Chronic hypoxia induces Rho kinase-dependent myogenic tone in small pulmonary arteries. Academic Article uri icon


  • Myogenic tone in the pulmonary vasculature of normoxic adult animals is minimal or nonexistent. Whereas chronic hypoxia (CH) increases basal tone in pulmonary arteries, it is unclear if a portion of this elevated tone is due to development of myogenicity. Since basal arterial RhoA activity and Rho kinase (ROK) expression are augmented by CH, we hypothesized that CH elicits myogenic reactivity in pulmonary arteries through ROK-dependent vascular smooth muscle (VSM) Ca(2+) sensitization.
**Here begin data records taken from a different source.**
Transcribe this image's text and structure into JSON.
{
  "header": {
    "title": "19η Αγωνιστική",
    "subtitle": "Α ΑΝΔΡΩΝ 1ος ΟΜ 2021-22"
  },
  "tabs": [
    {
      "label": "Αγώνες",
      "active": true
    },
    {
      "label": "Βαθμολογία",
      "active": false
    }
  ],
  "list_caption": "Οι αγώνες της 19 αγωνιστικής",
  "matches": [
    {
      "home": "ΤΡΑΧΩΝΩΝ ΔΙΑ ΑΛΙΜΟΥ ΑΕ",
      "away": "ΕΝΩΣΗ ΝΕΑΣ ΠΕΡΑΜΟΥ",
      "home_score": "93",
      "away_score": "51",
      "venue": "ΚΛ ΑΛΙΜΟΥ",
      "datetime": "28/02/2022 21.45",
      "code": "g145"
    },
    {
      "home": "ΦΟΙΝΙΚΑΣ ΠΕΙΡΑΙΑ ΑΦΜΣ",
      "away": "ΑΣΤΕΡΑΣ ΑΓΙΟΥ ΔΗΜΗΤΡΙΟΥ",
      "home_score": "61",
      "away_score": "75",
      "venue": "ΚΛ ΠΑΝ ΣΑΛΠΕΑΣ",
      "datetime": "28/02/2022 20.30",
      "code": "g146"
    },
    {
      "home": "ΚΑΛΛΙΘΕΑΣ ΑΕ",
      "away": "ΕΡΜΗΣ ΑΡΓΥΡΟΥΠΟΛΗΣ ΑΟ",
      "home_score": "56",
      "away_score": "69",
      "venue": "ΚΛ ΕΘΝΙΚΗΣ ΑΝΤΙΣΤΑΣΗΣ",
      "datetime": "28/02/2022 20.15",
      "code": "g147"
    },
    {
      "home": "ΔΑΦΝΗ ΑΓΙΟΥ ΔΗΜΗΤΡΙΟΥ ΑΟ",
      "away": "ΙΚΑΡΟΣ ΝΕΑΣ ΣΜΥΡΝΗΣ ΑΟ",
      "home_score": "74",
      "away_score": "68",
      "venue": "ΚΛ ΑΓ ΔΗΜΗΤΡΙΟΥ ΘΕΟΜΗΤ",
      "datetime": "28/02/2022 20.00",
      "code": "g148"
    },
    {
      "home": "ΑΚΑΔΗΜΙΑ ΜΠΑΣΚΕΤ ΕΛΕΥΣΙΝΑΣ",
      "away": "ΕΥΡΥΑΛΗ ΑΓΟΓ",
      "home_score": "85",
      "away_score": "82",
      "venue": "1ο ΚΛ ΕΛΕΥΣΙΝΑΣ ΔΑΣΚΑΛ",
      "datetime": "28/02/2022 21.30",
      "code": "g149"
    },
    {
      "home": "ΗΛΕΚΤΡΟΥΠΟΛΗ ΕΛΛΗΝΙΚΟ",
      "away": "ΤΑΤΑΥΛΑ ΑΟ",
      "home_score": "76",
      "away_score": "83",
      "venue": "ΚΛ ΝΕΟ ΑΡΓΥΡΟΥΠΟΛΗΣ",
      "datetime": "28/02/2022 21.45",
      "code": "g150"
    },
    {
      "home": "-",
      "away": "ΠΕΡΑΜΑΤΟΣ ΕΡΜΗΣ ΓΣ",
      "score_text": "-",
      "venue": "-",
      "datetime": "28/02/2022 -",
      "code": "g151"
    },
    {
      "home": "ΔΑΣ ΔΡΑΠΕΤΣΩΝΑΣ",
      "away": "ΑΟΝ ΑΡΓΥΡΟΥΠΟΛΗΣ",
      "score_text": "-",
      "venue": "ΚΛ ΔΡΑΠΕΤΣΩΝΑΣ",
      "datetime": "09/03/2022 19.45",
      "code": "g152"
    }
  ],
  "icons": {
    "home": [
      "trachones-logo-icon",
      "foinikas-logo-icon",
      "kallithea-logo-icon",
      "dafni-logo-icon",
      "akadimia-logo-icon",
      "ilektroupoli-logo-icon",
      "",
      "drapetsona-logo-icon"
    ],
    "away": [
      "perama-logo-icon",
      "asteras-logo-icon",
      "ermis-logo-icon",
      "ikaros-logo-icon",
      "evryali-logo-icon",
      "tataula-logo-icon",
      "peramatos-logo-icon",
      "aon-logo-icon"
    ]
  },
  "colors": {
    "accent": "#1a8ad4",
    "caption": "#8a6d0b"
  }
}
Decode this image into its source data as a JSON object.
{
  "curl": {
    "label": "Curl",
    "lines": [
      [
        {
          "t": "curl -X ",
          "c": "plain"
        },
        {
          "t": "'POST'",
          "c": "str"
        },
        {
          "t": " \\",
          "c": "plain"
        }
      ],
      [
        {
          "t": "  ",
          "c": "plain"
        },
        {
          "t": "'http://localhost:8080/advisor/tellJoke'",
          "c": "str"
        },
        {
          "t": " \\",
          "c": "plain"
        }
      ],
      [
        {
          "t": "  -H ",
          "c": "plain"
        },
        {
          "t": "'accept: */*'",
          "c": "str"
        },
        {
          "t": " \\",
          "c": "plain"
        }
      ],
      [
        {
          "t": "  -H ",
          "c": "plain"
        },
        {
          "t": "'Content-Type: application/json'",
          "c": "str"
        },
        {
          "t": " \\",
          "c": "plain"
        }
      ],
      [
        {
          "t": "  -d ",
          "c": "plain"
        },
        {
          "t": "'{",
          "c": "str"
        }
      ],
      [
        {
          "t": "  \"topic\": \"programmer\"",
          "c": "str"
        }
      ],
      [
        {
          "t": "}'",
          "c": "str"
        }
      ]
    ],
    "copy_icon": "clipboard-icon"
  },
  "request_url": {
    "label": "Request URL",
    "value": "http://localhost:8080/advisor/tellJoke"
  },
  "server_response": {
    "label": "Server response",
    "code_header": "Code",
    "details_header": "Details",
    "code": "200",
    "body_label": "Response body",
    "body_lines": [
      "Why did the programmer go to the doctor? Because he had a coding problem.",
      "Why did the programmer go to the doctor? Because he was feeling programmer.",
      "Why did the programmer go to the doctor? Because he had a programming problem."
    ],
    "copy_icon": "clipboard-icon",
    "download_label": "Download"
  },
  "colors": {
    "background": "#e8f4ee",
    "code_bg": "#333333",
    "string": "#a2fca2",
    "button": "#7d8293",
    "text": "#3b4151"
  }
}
To test this hypothesis, we assessed the contribution of ROK to basal tone and pressure-induced vasoconstriction in endothelium-disrupted pulmonary arteries [50-300 microm inner diameter (ID)] from control and CH [4 wk at 0.5 atmosphere (atm)] rats. Arteries were loaded with fura-2 AM to continuously monitor VSM intracellular Ca(2+) concentration ([Ca(2+)](i)). Basal VSM [Ca(2+)](i) was not different between groups. The ROK inhibitor, HA-1077 (100 nM to 30 microM), caused a concentration-dependent reduction of basal tone in CH arteries but had no effect in control vessels. In contrast, PKC inhibition with GF109203X (1 microM) did not alter basal tone. Furthermore, significant vasoconstriction in response to stepwise increases in intraluminal pressure (5-45 mmHg) was observed at 12, 15, 25, and 35 mmHg in arteries (50-200 microm ID) from CH rats. This myogenic reactivity was abolished by HA-1077 (10 microM) but not by GF109203X. VSM [Ca(2+)](i) was unaltered by HA-1077, GF109203X, or increases in pressure in either group. Myogenicity was not observed in larger vessels (200-300 microm ID). We conclude that CH induces myogenic tone in small pulmonary arteries through ROK-dependent myofilament Ca(2+) sensitization.